Breathe. Taking only two minutes per day to focus on your breath can have profound effects on your stress level and your ability to feel more patience, gratitude and joy. Imagine what doing a brief meditation three or four times per day could accomplish. There are guided meditation apps like Calm and Headspace that can help, but simply taking a few minutes throughout the day to attentively ride your breath can be a goldmine of centering peace. In any moment of stress, try the “Pause. What a Pleasure” approach. Stop where you are, take a breath and identify some source of pleasure in that moment.

Create. Whether in the kitchen, workshop, with an instrument or on a page, take some time each day to make something. The creative process is where our spirit finds solace and gives birth to new life.

Remember impermanence. This, too, shall pass. All things and circumstances are temporary. It is the great truth.

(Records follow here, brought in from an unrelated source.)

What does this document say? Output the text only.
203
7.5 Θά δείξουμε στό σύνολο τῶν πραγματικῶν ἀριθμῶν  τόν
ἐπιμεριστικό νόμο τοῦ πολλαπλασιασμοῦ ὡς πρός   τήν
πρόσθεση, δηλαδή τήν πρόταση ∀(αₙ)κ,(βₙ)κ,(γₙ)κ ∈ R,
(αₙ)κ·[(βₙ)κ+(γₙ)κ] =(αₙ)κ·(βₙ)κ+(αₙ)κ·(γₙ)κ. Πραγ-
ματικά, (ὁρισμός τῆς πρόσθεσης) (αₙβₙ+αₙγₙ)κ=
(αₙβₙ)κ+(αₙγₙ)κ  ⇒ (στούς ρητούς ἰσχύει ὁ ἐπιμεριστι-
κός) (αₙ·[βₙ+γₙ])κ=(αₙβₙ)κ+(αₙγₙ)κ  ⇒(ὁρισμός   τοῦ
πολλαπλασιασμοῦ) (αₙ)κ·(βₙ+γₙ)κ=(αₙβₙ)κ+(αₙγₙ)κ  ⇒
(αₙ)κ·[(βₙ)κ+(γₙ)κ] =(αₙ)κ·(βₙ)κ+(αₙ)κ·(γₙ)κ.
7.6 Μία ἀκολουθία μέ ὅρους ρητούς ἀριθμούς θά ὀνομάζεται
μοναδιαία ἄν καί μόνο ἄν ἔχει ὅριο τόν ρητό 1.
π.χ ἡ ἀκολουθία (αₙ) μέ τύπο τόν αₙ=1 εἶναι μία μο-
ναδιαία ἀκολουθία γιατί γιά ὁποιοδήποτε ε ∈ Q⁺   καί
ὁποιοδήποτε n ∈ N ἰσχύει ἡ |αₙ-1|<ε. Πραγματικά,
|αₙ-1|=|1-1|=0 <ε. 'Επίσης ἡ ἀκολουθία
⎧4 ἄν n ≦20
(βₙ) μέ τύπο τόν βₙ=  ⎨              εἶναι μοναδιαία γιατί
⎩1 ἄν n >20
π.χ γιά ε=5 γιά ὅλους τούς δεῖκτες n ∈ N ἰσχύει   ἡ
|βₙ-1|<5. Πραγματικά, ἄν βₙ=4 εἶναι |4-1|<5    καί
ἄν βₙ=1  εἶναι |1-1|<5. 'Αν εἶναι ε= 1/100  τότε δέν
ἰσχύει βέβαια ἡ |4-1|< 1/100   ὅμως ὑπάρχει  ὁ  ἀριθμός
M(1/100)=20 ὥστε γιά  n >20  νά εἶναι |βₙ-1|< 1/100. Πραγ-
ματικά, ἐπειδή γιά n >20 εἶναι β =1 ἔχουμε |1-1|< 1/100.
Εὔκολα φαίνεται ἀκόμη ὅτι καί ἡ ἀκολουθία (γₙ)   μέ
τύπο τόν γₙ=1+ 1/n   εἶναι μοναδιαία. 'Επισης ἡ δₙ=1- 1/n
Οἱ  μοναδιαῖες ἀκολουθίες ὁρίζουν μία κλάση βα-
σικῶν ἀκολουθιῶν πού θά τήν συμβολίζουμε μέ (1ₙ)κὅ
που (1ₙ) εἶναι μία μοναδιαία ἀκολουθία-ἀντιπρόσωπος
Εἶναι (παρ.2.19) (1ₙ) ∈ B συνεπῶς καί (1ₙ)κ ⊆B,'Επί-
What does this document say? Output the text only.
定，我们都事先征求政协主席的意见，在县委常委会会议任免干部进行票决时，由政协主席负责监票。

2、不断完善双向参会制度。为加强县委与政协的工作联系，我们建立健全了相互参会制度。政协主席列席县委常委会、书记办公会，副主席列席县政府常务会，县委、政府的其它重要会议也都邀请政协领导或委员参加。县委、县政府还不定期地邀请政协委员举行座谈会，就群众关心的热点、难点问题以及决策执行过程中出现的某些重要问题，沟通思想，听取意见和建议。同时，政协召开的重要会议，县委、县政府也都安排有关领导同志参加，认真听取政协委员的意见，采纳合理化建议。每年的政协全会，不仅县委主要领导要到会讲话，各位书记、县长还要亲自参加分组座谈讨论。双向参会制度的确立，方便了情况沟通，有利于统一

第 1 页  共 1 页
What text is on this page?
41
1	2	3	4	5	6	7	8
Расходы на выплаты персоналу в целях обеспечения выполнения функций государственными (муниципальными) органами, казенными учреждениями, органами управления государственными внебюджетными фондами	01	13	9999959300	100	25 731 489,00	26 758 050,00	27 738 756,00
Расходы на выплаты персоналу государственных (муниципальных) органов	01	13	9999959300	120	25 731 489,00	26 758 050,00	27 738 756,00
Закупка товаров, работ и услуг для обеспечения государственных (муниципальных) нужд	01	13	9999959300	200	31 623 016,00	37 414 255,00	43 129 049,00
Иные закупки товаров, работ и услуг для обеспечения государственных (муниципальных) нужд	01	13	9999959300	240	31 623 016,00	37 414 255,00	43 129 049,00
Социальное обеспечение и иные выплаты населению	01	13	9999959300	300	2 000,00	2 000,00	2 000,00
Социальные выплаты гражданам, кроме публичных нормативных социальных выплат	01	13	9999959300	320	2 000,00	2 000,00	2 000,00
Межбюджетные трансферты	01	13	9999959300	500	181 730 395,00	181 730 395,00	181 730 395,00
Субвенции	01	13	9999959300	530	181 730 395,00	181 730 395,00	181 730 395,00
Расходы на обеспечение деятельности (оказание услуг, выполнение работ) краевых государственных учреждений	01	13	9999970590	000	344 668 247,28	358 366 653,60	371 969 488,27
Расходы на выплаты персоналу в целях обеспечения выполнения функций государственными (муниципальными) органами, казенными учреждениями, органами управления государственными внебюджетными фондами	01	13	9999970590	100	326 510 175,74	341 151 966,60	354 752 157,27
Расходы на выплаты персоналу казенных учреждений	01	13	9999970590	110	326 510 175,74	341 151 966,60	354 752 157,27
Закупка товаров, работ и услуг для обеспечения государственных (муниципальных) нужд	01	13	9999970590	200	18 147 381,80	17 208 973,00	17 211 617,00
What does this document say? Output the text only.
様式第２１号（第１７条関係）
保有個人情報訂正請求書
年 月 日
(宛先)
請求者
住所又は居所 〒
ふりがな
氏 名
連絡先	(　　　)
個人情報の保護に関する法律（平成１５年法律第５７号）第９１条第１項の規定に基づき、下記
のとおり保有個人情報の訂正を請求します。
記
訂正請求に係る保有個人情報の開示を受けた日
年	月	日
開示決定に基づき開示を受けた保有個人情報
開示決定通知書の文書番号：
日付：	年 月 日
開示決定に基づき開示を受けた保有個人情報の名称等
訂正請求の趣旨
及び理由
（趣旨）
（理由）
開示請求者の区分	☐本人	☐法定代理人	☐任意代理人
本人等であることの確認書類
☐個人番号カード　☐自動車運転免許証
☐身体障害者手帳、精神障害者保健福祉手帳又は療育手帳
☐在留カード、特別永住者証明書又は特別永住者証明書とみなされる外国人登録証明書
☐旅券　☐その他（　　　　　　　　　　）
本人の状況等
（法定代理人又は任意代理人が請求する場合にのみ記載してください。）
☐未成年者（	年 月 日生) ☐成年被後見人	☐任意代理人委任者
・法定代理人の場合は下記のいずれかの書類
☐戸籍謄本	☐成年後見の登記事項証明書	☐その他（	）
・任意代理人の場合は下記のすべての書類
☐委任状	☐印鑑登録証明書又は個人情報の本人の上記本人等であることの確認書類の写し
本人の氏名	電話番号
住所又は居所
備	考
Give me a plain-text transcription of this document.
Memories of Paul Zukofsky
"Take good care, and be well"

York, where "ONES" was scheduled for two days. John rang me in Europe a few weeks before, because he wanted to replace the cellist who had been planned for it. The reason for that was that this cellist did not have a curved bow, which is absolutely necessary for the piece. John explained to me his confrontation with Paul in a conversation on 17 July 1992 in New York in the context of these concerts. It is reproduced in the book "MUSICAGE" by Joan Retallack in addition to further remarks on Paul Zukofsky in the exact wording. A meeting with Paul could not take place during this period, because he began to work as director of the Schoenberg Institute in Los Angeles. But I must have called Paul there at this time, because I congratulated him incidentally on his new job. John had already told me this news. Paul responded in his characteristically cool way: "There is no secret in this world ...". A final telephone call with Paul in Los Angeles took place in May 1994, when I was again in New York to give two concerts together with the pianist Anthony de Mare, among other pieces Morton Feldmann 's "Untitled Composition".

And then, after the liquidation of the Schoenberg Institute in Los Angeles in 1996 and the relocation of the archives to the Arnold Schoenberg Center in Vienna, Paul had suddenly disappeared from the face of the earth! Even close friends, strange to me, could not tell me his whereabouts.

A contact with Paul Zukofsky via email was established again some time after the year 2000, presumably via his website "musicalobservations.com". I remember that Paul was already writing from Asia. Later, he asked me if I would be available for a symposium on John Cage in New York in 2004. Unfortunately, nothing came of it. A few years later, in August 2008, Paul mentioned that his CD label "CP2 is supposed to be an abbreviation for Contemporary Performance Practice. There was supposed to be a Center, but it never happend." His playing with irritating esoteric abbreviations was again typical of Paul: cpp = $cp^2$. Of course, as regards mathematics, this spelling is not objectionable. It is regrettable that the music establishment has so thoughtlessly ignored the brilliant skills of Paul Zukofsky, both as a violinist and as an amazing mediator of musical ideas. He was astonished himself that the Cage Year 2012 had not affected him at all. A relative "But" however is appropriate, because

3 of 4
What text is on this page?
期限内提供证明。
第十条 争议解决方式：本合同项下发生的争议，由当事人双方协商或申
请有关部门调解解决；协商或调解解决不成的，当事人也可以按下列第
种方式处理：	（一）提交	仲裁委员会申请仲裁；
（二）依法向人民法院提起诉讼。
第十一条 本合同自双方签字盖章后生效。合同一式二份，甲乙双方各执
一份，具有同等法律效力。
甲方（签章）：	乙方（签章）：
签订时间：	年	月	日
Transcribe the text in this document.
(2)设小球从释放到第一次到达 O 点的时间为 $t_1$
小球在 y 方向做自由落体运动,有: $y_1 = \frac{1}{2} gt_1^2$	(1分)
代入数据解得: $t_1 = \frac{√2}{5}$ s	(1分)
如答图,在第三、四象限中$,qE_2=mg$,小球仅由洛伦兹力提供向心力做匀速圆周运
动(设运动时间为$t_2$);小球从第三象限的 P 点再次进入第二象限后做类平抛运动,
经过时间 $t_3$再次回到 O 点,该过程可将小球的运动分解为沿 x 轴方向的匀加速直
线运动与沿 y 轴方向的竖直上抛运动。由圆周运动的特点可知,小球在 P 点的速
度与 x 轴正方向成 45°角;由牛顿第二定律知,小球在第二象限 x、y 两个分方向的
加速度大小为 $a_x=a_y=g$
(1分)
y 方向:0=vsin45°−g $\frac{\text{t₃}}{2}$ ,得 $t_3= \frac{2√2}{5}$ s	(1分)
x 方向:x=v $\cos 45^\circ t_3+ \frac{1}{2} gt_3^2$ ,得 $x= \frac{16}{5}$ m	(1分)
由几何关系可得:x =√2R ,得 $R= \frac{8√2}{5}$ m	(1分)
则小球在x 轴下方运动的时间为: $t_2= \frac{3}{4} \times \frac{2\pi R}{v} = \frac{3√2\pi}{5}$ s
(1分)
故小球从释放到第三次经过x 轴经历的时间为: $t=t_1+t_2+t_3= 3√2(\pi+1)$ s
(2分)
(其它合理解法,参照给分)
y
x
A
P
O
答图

If you need supplemental or pharmaceutical-like support for anxiety and depression, there is a host of plant medicines and supplementation, including amino acid neurotransmitter precursors that can support mood, sleep and sense of well-being. For this kind of help, I am available for appointments.

Although we carry much of the strife of 2020 into the coming year, we can take with us a set of tools and a change in our orientation. Stay with gratitude, wonder and curiosity. Climb on and ride them all the way through to the other side. They will help smooth the path, bring sparks of joy to the journey and deliver us to safer shores. Most importantly, love everyone and everything you can along the way.

May we all find peace in this holiday season and in the new year to come.